Bisnis.com, JAKARTA — Pakar Badan Usaha Milik Negara (BUMN) dari Universitas Indonesia, Toto Pranoto memperkirakan ongkos produksi listrik PT Perusahaan Listrik Negara (Persero) atau PLN dari 5.200 pembangkit listrik tenaga diesel (PLTD) bakal menekan arus kas perseroan di tengah reli kenaikan harga minyak mentah dunia.
Toto beralasan porsi bahan bakar minyak (BBM) pada struktur pembiayaan PLTD mencapai 70 persen dari keseluruhan produksi listrik, sedangkan sebagian besar letak PLTD itu berada di kawasan terpencil.
“Sehingga kenaikan harga input BBM pasti akan menyebabkan struktur biayanya membengkak. Apalagi sebagian posisi PLTD juga ada di remote area sehingga biaya transportasi logistik juga akan naik,” kata Toto saat dihubungi, Selasa (12/7/2022).
Toto berpendapat pemerintah bersama dengan PLN mesti mempercepat upaya transisi atau konversi PLTD menuju pembangkit yang berbasis energi baru dan terbarukan serta gas untuk menekan biaya impor BBM. Misalkan, dia mencontohkan, pemerintah dapat mengoptimalkan penggunaan energi surya atau gasifikasi batu bara sebagai alternatif pembangkit listrik.
“Memang akan butuh investasi besar. Misal butuhnya storage system untuk PLTS sehingga layanan bisa 24 jam. Namun investasi ini perlu dikejar sehingga ketergantungan akan BBM bisa dikurangi di masa depan,” ujarnya.
Seperti diberitakan sebelumnya, Direktur Utama PT Perusahaan Listrik Negara (Persero) atau PLN Darmawan Prasodjo membeberkan biaya pokok produksi atau BPP listrik berbasis diesel sempat menyentuh di angka Rp23 triliun saat rencana kerja dan anggaran perusahaan atau RKAP menetapkan harga minyak mentah Indonesia atau ICP sebesar US$63 per barel.

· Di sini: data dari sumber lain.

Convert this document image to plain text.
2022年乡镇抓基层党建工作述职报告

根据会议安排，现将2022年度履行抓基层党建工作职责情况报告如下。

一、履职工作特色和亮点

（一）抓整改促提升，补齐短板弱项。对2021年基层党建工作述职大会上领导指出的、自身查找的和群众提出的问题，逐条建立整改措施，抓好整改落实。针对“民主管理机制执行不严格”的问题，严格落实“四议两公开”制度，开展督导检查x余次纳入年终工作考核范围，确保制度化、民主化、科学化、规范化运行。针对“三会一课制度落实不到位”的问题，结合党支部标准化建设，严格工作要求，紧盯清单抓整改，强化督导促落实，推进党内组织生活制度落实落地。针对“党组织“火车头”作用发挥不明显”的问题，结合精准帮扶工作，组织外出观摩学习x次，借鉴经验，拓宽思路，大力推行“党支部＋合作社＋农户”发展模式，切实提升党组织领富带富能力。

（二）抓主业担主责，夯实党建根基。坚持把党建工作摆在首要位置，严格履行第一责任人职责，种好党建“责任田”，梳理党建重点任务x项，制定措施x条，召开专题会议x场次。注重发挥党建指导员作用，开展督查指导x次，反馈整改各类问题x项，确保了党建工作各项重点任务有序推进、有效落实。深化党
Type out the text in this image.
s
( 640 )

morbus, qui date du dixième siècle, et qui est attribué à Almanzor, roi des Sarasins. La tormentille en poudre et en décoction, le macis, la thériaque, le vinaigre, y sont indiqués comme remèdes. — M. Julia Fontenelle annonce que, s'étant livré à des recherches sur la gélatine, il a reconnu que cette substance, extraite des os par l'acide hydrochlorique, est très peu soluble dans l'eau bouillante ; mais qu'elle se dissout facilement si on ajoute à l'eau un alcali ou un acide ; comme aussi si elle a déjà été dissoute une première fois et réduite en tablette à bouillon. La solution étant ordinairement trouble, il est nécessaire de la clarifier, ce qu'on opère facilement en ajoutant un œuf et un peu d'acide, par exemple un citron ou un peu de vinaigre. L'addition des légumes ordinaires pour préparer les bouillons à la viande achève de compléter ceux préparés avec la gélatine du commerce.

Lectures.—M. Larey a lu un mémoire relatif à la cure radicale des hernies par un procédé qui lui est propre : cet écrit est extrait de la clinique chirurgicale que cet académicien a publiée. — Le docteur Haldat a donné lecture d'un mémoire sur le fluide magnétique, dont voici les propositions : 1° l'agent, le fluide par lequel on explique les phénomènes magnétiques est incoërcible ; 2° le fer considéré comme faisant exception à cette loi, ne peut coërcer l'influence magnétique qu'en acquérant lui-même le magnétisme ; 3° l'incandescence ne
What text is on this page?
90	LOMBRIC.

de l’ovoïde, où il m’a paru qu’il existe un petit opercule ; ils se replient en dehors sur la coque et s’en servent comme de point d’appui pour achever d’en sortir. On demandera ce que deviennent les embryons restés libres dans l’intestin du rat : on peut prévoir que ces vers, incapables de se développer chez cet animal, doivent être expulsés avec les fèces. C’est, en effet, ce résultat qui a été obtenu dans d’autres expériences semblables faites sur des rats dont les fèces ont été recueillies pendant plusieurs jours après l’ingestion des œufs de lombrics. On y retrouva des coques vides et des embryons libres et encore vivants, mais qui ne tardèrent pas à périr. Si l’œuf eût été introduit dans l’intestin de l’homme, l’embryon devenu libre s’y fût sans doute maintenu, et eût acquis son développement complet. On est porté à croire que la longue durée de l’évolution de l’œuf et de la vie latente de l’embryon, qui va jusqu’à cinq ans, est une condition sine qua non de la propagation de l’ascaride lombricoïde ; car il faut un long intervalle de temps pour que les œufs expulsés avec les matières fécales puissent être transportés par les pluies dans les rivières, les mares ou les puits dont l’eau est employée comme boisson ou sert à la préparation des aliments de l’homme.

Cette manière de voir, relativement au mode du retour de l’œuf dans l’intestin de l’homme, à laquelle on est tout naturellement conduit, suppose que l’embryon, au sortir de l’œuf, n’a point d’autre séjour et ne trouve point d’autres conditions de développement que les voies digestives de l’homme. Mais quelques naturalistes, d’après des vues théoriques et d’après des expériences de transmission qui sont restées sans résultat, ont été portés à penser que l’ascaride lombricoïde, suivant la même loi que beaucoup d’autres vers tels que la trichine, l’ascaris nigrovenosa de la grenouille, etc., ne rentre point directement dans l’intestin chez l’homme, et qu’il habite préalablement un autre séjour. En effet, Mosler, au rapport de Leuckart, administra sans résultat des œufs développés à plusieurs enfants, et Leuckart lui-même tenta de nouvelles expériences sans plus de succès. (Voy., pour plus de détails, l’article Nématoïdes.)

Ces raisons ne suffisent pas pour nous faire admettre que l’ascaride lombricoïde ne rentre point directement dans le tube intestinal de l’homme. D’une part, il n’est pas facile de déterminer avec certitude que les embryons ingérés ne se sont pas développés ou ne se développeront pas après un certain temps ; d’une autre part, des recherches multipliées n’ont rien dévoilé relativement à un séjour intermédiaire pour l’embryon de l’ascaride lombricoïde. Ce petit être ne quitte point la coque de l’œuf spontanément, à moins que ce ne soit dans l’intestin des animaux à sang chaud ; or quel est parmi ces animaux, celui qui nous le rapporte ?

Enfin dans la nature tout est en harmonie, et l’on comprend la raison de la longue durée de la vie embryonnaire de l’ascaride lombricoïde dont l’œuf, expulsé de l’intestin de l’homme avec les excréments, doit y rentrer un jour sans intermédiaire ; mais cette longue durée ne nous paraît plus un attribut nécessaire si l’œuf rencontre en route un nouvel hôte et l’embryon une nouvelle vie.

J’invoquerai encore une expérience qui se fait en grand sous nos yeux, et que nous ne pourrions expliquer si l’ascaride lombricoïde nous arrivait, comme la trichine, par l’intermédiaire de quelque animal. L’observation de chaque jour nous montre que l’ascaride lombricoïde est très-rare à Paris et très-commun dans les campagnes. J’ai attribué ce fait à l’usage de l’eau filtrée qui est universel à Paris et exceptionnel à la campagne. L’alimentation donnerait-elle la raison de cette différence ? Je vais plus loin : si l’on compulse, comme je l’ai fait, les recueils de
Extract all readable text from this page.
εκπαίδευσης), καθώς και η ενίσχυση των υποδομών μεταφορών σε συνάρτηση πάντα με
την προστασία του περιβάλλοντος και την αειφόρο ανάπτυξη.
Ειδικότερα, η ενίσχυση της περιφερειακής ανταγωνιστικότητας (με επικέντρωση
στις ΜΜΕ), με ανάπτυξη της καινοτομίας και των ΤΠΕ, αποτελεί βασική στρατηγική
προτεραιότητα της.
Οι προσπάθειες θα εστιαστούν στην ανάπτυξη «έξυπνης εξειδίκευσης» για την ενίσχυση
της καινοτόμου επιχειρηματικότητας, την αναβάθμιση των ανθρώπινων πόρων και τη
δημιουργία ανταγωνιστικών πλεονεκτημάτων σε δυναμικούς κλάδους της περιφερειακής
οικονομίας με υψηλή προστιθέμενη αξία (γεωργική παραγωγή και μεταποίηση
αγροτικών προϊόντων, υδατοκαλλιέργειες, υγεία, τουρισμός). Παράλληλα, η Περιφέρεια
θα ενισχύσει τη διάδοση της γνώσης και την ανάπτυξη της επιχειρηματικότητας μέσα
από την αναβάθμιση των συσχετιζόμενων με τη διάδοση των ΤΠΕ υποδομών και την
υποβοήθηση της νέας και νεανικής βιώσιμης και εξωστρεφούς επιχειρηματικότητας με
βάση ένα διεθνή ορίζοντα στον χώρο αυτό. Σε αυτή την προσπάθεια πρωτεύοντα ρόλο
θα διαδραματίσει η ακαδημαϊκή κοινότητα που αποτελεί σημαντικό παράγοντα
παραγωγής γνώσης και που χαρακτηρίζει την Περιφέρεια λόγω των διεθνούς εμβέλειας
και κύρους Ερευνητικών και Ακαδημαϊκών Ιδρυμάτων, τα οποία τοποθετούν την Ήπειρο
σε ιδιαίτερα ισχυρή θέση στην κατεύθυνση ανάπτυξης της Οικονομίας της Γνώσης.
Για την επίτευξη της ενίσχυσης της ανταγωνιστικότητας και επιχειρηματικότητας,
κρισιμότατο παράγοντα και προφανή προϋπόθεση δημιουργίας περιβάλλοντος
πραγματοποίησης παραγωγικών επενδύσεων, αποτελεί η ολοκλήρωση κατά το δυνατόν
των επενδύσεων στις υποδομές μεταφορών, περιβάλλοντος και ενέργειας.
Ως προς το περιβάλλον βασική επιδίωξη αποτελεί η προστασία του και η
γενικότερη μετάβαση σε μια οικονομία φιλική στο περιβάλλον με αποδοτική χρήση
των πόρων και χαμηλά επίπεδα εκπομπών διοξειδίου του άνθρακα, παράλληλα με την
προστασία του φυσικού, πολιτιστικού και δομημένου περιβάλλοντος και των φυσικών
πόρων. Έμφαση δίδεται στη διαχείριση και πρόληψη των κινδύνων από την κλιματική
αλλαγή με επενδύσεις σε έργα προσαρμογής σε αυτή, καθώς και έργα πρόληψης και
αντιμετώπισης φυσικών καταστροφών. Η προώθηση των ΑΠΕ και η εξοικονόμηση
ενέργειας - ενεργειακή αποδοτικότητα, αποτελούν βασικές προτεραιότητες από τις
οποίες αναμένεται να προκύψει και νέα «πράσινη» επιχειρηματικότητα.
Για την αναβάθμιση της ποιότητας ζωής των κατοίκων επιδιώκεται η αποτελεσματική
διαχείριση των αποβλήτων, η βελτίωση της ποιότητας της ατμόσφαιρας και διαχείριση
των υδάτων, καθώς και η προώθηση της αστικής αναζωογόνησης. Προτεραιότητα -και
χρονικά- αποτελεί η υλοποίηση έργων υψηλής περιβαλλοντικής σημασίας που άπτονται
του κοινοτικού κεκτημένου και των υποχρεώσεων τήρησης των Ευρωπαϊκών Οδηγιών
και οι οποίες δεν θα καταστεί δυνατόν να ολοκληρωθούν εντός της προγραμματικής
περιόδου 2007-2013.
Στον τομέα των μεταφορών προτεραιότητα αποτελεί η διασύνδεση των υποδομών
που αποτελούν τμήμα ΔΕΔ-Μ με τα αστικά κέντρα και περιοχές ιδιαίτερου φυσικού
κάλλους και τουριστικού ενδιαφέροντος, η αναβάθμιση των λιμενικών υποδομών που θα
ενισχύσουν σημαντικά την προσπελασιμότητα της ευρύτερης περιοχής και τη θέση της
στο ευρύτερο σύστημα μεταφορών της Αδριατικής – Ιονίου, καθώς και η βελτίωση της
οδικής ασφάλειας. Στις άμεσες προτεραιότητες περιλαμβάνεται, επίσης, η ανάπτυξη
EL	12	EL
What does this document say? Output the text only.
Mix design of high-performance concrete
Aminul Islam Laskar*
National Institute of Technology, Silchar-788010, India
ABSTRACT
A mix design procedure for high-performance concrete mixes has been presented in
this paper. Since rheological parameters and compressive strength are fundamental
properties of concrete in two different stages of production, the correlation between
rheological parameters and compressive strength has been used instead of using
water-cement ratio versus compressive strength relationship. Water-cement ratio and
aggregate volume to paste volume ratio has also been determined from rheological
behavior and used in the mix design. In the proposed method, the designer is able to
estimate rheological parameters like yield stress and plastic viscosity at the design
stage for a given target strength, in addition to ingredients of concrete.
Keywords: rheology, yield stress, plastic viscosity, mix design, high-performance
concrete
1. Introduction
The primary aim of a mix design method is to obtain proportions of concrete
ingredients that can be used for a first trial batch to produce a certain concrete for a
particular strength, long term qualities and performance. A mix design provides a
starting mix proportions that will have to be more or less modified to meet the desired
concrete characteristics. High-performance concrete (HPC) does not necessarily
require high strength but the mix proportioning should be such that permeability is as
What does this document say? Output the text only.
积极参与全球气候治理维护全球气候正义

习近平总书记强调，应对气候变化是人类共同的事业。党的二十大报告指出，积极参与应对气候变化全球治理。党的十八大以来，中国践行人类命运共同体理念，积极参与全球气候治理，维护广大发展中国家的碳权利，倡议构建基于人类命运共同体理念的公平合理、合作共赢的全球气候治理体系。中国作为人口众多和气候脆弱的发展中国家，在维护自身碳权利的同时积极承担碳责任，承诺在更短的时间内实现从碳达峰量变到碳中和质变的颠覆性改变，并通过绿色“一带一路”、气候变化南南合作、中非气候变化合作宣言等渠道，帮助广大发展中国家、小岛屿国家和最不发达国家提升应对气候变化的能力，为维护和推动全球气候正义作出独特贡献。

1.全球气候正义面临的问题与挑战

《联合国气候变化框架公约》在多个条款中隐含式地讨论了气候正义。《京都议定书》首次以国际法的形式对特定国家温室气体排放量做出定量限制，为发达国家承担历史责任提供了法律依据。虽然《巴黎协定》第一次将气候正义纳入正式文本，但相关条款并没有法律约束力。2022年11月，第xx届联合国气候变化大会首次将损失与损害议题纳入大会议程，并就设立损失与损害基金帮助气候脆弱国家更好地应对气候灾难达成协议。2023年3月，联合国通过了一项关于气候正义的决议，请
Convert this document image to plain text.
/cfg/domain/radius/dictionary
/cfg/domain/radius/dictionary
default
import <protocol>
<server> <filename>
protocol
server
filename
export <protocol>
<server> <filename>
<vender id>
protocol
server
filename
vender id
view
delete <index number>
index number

“Harga minyak mentah saat ini sudah di atas US$110 per barel, ada dampak pada kenaikan ongkos kami yaitu per dolar per barelnya dampaknya US$500 biaya operasional, maka kenaikkan US$40 sampai US$45 akan berdampak pada Rp20 triliun hingga Rp23 triliun untuk BPP kami,” kata Darmawan saat menggelar konferensi pers, Jakarta, Jumat (1/7/2022).
Darmawan mengatakan perseroan belakangan tengah mencoba untuk mengalihkan pembangkit listrik tenaga diesel (PLTD) yang berbasis pada BBM impor untuk menggunakan gas dan energi baru dan terbarukan (EBT) domestik. Langkah itu untuk memangkas beban operasional yang lebar akibat kenaikan harga minyak mentah dunia tahun ini.
Selain konversi PLTD menjadi gas, dia mengatakan, perseroan juga tengah membangun infrastruktur transmisi dan distribusi kelistrikan untuk mengurangi ketergantungan pada BBM impor.
“Masih ada PLTD-PLTD kami yang saat ini sedang dalam proses diubah yang tadinya menggunakan BBM sebagian besar diimpor harga yang mahal diganti dengan EBT menggunakan local wisdom apapun energi yang tersedia di lokasi tersebut,” tuturnya.
Dalam Rencana Usaha Penyediaan Tenaga Listrik (RUPTL) PLN 2021-2030, perusahaan energi pelat merah itu telah menetapkan rencana pengembangan pembangkit listrik tenaga diesel konversi dalam kurun waktu 5 tahun. Pembangkit berbasis bahan bakar minyak itu akan dipensiunkan secara bertahap.
Rencana PLN itu sebetulnya telah ditetapkan sejak tahun lalu sebagai salah satu upaya untuk mendukung pemerintah mengurangi emisi karbon dan mencapai bauran EBT sebesar 23 persen pada 2025. Program konversi pembangkit EBT itu masuk dalam pilar Green yang ada di PLN.
Setidaknya sekitar 5.200 unit mesin PLTD PLN yang terpasang di wilayah Indonesia, tersebar di 2.130 lokasi dengan potensi untuk dikonversi ke pembangkit berbasis EBT sekita 2 GW.
Program Konversi PLTD menuju pembangkit EBT akan dilakukan secara bertahap. Pada tahap awal di 200 lokasi ini, konversi akan dilakukan pada unit pembangkit dengan usia lebih dari 15 tahun.